Запах сирени ударил внезапно — густо, сладко, так, что на миг стало тесно в груди. И вместе с запахом, будто из щели, прорвался смех: звонкий, молодой — стекло в памяти дрогнуло. Анна? Двор сорок седьмого? Он замер у кухонной раковины, не дыша, пытаясь удержать картинку: платье в горошек, забинтованное колено…

Картинка не удержалась.

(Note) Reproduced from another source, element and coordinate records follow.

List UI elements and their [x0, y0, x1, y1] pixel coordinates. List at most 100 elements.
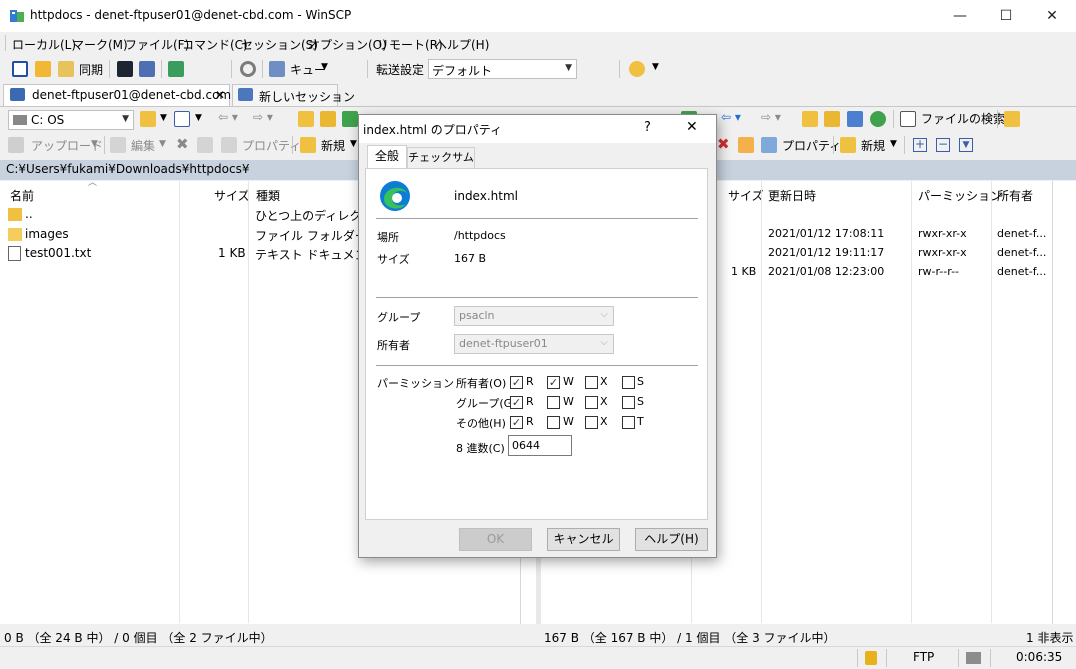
- menu-session[interactable]: セッション(S): [241, 36, 318, 53]
- right-parent-dir-icon[interactable]: [802, 111, 818, 127]
- preferences-gear-icon[interactable]: [240, 61, 256, 77]
- right-reload-icon[interactable]: [870, 111, 886, 127]
- refresh-session-icon[interactable]: [168, 61, 184, 77]
- tab-checksum[interactable]: チェックサム: [407, 147, 475, 169]
- menu-options[interactable]: オプション(O): [308, 36, 387, 53]
- select-plus-icon[interactable]: +: [913, 138, 927, 152]
- close-button[interactable]: ✕: [1029, 0, 1075, 32]
- filter-icon[interactable]: [174, 111, 190, 127]
- tree-icon[interactable]: [1004, 111, 1020, 127]
- table-row[interactable]: 1 KB 2021/01/08 12:23:00 rw-r--r-- denet…: [717, 264, 1052, 282]
- maximize-button[interactable]: ☐: [983, 0, 1029, 32]
- perm-group-s-checkbox[interactable]: [622, 396, 635, 409]
- column-type[interactable]: 種類: [256, 187, 280, 204]
- perm-other-t-checkbox[interactable]: [622, 416, 635, 429]
- table-row[interactable]: images ファイル フォルダー: [0, 226, 367, 244]
- unselect-minus-icon[interactable]: −: [936, 138, 950, 152]
- site-dropdown-arrow-icon[interactable]: ▼: [652, 62, 659, 72]
- compare-dirs-icon[interactable]: [12, 61, 28, 77]
- column-size[interactable]: サイズ: [214, 187, 250, 204]
- perm-group-x-checkbox[interactable]: [585, 396, 598, 409]
- perm-other-x-checkbox[interactable]: [585, 416, 598, 429]
- dialog-close-icon[interactable]: ✕: [686, 119, 698, 135]
- root-dir-icon[interactable]: [320, 111, 336, 127]
- edit-label[interactable]: 編集: [131, 137, 155, 154]
- sync-folder-icon[interactable]: [58, 61, 74, 77]
- hidden-count[interactable]: 1 非表示: [1026, 629, 1073, 646]
- sync-label[interactable]: 同期: [79, 61, 103, 78]
- refresh-icon[interactable]: [342, 111, 358, 127]
- tab-new-session[interactable]: 新しいセッション: [232, 84, 355, 106]
- perm-other-w-checkbox[interactable]: [547, 416, 560, 429]
- tab-close-icon[interactable]: ✕: [215, 88, 225, 102]
- parent-dir-icon[interactable]: [298, 111, 314, 127]
- ok-button[interactable]: OK: [459, 528, 532, 551]
- right-properties-icon[interactable]: [761, 137, 777, 153]
- right-new-folder-icon[interactable]: [840, 137, 856, 153]
- right-back-arrow-icon[interactable]: ⇦ ▾: [721, 110, 741, 124]
- right-forward-arrow-icon[interactable]: ⇨ ▾: [761, 110, 781, 124]
- table-row[interactable]: .. ひとつ上のディレクトリ: [0, 206, 385, 224]
- console-icon[interactable]: [117, 61, 133, 77]
- table-row[interactable]: test001.txt 1 KB テキスト ドキュメント: [0, 245, 378, 263]
- right-new-dropdown-arrow-icon[interactable]: ▼: [890, 139, 897, 149]
- dialog-help-icon[interactable]: ?: [644, 120, 651, 135]
- column-owner[interactable]: 所有者: [997, 187, 1033, 204]
- new-label[interactable]: 新規: [321, 137, 345, 154]
- queue-dropdown-arrow-icon[interactable]: ▼: [321, 62, 328, 72]
- site-manager-globe-icon[interactable]: [629, 61, 645, 77]
- column-permissions[interactable]: パーミッション: [918, 187, 1002, 204]
- perm-owner-r-checkbox[interactable]: ✓: [510, 376, 523, 389]
- perm-other-r-checkbox[interactable]: ✓: [510, 416, 523, 429]
- octal-input[interactable]: [508, 435, 572, 456]
- group-select[interactable]: psacln ⌵: [454, 306, 614, 326]
- forward-arrow-icon[interactable]: ⇨ ▾: [253, 110, 273, 124]
- upload-dropdown-arrow-icon[interactable]: ▼: [91, 139, 98, 149]
- upload-icon[interactable]: [8, 137, 24, 153]
- menu-command[interactable]: コマンド(C): [182, 36, 248, 53]
- find-files-label[interactable]: ファイルの検索: [921, 110, 1005, 127]
- table-row[interactable]: 2021/01/12 19:11:17 rwxr-xr-x denet-f...: [717, 245, 1052, 263]
- menu-help[interactable]: ヘルプ(H): [435, 36, 489, 53]
- filter-funnel-icon[interactable]: ▼: [959, 138, 973, 152]
- tab-general[interactable]: 全般: [367, 145, 407, 169]
- open-folder-icon[interactable]: [140, 111, 156, 127]
- menu-file[interactable]: ファイル(F): [125, 36, 189, 53]
- drive-select[interactable]: C: OS ▼: [8, 110, 134, 130]
- edit-dropdown-arrow-icon[interactable]: ▼: [159, 139, 166, 149]
- filter-dropdown-arrow-icon[interactable]: ▼: [195, 113, 202, 123]
- perm-owner-w-checkbox[interactable]: ✓: [547, 376, 560, 389]
- right-root-dir-icon[interactable]: [824, 111, 840, 127]
- new-dropdown-arrow-icon[interactable]: ▼: [350, 139, 357, 149]
- rename-icon[interactable]: [197, 137, 213, 153]
- menu-mark[interactable]: マーク(M): [72, 36, 128, 53]
- delete-icon[interactable]: ✖: [176, 135, 189, 153]
- local-path[interactable]: C:¥Users¥fukami¥Downloads¥httpdocs¥: [6, 162, 250, 176]
- new-folder-icon[interactable]: [300, 137, 316, 153]
- table-row[interactable]: 2021/01/12 17:08:11 rwxr-xr-x denet-f...: [717, 226, 1052, 244]
- minimize-button[interactable]: —: [937, 0, 983, 32]
- queue-icon[interactable]: [269, 61, 285, 77]
- properties-dialog[interactable]: index.html のプロパティ ? ✕ 全般 チェックサム index.ht…: [358, 114, 717, 558]
- menu-local[interactable]: ローカル(L): [12, 36, 76, 53]
- menu-remote[interactable]: リモート(R): [377, 36, 443, 53]
- home-icon[interactable]: [847, 111, 863, 127]
- find-files-icon[interactable]: [900, 111, 916, 127]
- right-new-label[interactable]: 新規: [861, 137, 885, 154]
- tab-session[interactable]: denet-ftpuser01@denet-cbd.com ✕: [3, 84, 231, 106]
- putty-icon[interactable]: [139, 61, 155, 77]
- column-size[interactable]: サイズ: [728, 187, 764, 204]
- properties-icon[interactable]: [221, 137, 237, 153]
- perm-group-w-checkbox[interactable]: [547, 396, 560, 409]
- help-button[interactable]: ヘルプ(H): [635, 528, 708, 551]
- cancel-button[interactable]: キャンセル: [547, 528, 620, 551]
- perm-owner-x-checkbox[interactable]: [585, 376, 598, 389]
- right-rename-icon[interactable]: [738, 137, 754, 153]
- owner-select[interactable]: denet-ftpuser01 ⌵: [454, 334, 614, 354]
- edit-icon[interactable]: [110, 137, 126, 153]
- back-arrow-icon[interactable]: ⇦ ▾: [218, 110, 238, 124]
- transfer-settings-select[interactable]: デフォルト ▼: [428, 59, 577, 79]
- perm-group-r-checkbox[interactable]: ✓: [510, 396, 523, 409]
- column-modified[interactable]: 更新日時: [768, 187, 816, 204]
- right-delete-icon[interactable]: ✖: [717, 135, 730, 153]
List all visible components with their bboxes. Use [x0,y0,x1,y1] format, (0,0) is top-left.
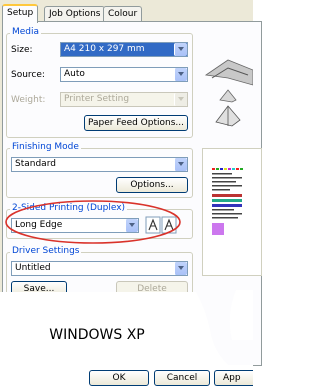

В виске потянула тупая, знакомая боль, а на языке выступил вкус талого снега. Сопротивление, хруст, падение. Лыжная трасса. Плечо вывернуто. 1975? Или уже восьмидесятые? Он моргнул — и снова была только кухня и холодная плитка под ступнями.

Осколки вспыхивали, как блики на разбитом зеркале, и гасли, не складываясь ни во что. Между ними — провалы, где могли бы жить годы. Он иногда находил в ящике квитанции с датами и смотрел на них, как на чужие доказательства.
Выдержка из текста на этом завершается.